Homem mata ex-mulher em Sorocaba após ela acionar botão do pânico; vítima não sobrevive aos ferimentos e agressor permanece foragido.

Na noite de segunda-feira, 30 de março, um trágico incidente em Sorocaba, no interior de São Paulo, resultou na morte de Maria Eugênia de França Chagas, uma faxineira de 51 anos, que foi brutalmente assassinada a facadas por seu ex-marido, Zito de Jesus Sardinha, de 46 anos. O crime ocorreu após a vítima acionar o “Botão do Pânico”, um aplicativo de proteção destinado a ajudar mulheres em situações de violência doméstica. O enterro de Maria Eugênia está programado para ocorrer nesta quarta-feira, 1º de abril, em Votorantim.

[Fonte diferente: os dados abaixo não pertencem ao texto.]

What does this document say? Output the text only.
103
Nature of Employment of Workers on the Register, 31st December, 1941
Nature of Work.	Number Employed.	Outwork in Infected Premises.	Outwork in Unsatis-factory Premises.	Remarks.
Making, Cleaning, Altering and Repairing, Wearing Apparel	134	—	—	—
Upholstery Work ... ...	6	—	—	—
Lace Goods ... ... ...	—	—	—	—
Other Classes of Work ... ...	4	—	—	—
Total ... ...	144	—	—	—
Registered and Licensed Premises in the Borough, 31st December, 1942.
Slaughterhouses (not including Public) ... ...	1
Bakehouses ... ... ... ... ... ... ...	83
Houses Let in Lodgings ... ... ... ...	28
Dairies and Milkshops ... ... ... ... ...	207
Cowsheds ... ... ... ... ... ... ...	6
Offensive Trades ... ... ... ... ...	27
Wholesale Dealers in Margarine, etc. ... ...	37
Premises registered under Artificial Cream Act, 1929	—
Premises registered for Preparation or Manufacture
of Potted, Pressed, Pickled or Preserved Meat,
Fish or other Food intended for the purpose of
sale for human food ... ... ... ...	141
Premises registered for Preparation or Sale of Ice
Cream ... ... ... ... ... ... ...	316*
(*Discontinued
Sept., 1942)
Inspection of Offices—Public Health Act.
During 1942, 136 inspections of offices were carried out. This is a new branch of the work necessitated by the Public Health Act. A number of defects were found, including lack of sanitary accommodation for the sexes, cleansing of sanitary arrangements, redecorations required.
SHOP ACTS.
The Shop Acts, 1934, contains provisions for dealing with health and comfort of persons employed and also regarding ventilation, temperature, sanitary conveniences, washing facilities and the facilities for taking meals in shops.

De acordo com informações coletadas pela polícia, Maria Eugênia e sua filha retornavam para casa utilizando um carro por aplicativo. Ao chegarem ao destino final, as duas seguiram por uma viela quando foram atacadas. Uma testemunha que se encontrava nas proximidades relatou ter escutado gritos de socorro, vindo da filha da vítima, momentos antes que a situação se tornasse trágica.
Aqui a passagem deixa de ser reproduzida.